La tarde del 24 de septiembre de 2012 moría Isabel Allende y esas señoras que sienten como si la conocieran de toda la vida, como si cada línea suya hubiera sido escrita pensando en ellas, encendieron velas aromáticas y rodearon de piedras energéticas sus ejemplares de Eva Luna. Miles de personas lamentaron públicamente la noticia en Internet.

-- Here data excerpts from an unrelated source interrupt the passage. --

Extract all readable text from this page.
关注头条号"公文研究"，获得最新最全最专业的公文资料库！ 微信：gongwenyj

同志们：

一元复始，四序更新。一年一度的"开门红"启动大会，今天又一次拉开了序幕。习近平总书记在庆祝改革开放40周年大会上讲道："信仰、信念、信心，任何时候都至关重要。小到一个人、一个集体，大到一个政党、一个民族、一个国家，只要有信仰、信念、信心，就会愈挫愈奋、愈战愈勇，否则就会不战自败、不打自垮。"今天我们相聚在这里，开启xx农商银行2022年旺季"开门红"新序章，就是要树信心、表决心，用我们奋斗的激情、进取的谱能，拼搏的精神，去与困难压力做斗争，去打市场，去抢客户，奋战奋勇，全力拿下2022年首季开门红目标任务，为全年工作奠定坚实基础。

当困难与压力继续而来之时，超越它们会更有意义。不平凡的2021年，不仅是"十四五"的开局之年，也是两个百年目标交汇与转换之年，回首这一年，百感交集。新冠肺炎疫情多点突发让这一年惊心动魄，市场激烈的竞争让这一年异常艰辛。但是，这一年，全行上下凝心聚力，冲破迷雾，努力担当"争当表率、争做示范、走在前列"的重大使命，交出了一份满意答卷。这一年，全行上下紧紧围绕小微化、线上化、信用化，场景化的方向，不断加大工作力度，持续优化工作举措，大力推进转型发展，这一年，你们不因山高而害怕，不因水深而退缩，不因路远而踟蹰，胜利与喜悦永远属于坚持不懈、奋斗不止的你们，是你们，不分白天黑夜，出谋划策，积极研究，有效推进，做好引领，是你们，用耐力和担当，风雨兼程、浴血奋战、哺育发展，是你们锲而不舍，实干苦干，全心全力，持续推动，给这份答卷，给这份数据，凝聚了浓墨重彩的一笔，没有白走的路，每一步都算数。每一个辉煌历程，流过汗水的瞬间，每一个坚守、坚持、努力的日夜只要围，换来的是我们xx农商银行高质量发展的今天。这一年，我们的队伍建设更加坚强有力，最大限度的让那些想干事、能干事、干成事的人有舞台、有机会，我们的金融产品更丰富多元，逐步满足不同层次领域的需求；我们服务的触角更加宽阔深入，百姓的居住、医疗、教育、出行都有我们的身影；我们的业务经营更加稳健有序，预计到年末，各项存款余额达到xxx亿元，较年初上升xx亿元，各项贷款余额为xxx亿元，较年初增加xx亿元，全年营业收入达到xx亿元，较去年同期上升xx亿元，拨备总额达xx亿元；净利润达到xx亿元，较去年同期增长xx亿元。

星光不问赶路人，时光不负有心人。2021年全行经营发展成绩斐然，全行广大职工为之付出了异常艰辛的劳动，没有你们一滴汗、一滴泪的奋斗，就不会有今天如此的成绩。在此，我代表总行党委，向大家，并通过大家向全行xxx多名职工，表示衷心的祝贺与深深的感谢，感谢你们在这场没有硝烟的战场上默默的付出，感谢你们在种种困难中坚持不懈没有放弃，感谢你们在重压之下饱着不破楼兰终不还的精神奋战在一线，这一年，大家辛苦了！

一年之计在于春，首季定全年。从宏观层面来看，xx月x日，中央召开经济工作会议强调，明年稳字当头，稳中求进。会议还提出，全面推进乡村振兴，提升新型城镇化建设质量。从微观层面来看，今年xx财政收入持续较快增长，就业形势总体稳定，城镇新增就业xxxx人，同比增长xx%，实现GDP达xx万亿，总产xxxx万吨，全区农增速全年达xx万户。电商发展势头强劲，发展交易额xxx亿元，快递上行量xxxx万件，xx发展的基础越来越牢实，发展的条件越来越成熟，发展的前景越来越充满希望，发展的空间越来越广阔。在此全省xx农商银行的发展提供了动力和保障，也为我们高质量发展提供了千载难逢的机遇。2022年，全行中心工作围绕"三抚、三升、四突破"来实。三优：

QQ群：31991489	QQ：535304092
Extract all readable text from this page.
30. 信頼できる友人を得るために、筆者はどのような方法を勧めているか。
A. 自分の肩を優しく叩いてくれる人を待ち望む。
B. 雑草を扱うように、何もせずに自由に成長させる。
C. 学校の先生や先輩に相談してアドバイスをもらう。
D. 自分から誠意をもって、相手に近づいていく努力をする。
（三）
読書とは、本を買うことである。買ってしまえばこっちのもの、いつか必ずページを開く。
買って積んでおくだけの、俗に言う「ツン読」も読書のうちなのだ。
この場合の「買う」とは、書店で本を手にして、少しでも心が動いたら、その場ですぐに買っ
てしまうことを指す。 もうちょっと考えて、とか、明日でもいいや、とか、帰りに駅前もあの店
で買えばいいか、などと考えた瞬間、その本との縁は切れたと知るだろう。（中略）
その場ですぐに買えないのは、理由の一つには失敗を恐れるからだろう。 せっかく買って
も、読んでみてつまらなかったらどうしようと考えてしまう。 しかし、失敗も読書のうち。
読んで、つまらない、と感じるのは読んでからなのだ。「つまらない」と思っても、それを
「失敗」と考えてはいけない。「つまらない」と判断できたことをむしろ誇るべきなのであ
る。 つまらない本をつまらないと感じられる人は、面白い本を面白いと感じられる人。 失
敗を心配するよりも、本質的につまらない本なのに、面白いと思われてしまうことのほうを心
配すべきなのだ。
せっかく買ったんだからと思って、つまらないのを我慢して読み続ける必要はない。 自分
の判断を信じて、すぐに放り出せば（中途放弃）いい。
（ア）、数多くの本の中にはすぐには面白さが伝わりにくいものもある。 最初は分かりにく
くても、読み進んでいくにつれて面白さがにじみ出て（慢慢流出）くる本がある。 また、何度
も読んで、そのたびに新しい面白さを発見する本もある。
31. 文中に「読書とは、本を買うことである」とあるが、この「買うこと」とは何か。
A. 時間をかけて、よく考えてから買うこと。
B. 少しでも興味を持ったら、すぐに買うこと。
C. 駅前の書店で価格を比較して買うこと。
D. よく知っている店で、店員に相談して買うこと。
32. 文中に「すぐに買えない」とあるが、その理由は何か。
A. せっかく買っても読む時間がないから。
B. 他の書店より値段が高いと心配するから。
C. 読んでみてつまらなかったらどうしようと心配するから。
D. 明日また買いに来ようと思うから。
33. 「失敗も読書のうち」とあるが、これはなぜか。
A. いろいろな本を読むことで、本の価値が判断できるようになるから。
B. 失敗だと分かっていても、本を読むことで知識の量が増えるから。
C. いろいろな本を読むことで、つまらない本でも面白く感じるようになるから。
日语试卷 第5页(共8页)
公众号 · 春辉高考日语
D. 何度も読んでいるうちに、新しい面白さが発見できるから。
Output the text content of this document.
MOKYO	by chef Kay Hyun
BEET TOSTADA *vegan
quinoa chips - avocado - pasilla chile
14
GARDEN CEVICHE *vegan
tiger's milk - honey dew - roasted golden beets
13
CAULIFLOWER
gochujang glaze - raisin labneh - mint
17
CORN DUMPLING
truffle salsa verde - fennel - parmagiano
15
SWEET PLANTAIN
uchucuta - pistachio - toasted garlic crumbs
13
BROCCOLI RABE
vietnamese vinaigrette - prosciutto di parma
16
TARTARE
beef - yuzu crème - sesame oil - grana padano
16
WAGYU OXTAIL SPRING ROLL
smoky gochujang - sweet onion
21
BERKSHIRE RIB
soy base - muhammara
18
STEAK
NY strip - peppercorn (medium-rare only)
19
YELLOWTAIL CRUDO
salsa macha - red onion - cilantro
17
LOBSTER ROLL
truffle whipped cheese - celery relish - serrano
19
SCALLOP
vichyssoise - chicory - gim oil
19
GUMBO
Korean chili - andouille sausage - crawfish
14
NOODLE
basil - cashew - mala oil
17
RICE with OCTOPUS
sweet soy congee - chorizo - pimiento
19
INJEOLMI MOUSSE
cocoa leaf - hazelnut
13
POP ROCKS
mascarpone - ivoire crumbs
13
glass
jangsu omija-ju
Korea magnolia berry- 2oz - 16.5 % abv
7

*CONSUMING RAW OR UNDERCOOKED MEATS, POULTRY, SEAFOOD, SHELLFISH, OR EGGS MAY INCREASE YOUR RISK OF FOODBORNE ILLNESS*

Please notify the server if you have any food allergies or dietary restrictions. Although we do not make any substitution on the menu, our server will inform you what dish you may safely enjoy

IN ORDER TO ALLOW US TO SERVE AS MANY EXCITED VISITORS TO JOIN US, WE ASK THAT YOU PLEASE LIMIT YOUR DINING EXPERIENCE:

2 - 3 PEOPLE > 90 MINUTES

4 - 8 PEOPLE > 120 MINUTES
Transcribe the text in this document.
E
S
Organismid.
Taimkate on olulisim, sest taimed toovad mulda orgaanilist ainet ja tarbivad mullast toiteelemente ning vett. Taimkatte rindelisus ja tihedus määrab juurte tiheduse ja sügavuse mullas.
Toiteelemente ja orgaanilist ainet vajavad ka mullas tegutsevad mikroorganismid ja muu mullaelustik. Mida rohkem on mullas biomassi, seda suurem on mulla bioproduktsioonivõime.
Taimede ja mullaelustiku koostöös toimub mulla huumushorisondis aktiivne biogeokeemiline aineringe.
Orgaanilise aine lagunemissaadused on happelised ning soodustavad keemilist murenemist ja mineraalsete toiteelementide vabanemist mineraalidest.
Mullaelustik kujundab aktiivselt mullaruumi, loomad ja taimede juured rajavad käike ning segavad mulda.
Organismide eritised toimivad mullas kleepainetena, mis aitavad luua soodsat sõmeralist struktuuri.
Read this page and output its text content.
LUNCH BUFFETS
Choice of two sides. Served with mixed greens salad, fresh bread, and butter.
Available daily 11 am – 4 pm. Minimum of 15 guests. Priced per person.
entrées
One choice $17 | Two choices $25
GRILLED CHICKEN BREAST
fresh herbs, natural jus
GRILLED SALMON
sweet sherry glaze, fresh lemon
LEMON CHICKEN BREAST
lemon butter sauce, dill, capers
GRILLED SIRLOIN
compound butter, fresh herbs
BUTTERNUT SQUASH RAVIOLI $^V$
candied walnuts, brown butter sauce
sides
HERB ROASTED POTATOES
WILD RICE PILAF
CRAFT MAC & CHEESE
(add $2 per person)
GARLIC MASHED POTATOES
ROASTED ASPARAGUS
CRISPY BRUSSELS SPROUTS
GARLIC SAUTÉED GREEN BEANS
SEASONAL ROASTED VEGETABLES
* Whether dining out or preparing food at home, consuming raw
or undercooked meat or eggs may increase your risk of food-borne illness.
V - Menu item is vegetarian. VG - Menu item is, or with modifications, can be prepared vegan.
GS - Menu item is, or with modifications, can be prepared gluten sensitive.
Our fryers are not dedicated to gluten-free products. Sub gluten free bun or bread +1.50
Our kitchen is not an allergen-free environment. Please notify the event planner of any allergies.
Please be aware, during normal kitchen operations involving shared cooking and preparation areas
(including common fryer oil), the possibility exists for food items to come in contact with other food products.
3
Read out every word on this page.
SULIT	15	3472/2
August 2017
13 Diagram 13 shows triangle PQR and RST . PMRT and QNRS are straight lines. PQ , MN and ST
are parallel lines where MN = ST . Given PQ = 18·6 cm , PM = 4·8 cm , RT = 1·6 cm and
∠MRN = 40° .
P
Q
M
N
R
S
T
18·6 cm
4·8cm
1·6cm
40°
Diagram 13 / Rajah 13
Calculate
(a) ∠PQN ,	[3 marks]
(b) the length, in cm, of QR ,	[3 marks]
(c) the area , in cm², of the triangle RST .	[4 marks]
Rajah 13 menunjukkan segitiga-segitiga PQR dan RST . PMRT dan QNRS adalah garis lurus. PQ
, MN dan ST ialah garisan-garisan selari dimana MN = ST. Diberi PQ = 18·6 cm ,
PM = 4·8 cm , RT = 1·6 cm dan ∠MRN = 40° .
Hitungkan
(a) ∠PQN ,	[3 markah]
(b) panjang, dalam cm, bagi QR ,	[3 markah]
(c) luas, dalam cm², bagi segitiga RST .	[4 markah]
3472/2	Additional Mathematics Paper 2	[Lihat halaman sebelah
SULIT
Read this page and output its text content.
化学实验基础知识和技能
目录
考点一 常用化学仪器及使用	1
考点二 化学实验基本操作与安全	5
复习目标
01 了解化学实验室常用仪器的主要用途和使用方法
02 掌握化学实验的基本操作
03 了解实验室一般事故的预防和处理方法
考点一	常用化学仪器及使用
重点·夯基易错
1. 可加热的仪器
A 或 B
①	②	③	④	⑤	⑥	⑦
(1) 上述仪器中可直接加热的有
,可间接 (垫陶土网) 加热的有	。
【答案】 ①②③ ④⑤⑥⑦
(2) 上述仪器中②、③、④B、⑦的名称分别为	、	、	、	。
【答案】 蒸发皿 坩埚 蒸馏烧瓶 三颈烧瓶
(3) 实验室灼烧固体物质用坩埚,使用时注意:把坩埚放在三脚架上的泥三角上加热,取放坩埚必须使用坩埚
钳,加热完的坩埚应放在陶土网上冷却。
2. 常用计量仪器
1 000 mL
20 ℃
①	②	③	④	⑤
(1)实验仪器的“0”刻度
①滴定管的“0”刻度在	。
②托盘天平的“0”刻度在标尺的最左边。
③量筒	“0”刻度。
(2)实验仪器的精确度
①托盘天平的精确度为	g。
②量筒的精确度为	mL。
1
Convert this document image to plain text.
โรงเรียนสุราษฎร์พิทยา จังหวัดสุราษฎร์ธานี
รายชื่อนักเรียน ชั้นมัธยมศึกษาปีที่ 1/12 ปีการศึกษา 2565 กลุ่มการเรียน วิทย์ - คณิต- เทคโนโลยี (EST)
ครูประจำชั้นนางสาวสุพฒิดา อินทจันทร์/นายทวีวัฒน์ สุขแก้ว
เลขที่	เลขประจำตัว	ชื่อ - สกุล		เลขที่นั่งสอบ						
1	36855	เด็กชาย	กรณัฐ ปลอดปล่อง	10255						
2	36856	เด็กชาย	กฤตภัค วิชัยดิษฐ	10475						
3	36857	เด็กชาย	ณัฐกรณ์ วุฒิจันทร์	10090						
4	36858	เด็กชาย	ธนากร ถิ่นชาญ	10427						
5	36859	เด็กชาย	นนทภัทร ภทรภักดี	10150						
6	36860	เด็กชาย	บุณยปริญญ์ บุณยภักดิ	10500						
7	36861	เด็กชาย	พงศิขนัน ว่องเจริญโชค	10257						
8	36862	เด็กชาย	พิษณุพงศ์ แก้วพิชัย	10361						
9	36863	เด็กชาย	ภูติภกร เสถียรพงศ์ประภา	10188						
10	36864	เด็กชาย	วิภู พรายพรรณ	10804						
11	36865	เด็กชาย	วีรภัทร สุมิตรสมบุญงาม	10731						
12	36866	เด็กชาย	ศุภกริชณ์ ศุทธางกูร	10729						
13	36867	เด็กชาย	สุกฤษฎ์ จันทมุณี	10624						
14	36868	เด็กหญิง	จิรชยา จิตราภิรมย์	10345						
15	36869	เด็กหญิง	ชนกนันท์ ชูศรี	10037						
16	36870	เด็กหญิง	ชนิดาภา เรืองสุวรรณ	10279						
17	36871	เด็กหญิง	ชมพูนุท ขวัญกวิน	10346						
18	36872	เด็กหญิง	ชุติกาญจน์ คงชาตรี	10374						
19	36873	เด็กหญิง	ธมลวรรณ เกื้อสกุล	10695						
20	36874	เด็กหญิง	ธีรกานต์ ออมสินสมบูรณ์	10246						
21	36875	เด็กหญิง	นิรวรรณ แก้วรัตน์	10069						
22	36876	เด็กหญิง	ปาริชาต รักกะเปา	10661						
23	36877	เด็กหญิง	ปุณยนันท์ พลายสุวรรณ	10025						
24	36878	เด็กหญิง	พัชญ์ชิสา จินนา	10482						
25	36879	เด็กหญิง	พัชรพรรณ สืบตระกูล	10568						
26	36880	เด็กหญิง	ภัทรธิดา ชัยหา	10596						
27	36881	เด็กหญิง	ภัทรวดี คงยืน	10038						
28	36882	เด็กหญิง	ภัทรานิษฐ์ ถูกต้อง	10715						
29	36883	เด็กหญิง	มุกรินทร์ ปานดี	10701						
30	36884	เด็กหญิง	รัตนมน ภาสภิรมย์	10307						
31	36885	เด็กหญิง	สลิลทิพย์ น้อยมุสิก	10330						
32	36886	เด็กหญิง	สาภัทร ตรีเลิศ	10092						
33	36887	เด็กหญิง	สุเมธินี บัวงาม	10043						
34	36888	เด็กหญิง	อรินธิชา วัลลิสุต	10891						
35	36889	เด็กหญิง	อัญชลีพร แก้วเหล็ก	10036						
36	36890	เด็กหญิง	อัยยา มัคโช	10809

Y el mundo de las letras se prepararía para rendirle su hipotético (y condescendiente) homenaje: “Era dueña de una vocación inquebrantable que la llevó a vender millones de libros”. O “más que una escritora, fue un fenómeno cultural”. Pero Allende solo había muerto en Twitter y fue allí donde revivió unos minutos después: “Estoy muerta, pero de risa”, escribió en su cuenta.

De haber muerto esa tarde, su legado habría sido: un hijo, un esposo, tres nietos, una perra, un puñado de best sellers y la opinión, más o menos generalizada entre críticos literarios, de que la escritora más leída en lengua castellana es una mala escritora. Isabel Allende ha cumplido 70 años y su muerte ha comenzado a ser algo verosímil incluso para ella, aunque como en algunos de sus libros poblados de fantasmas, Allende no vea la muerte como un final. Yo vivo siempre con la idea de que lo que estoy experimentando es solamente una partícula de la realidad, me dijo cuando la conocí.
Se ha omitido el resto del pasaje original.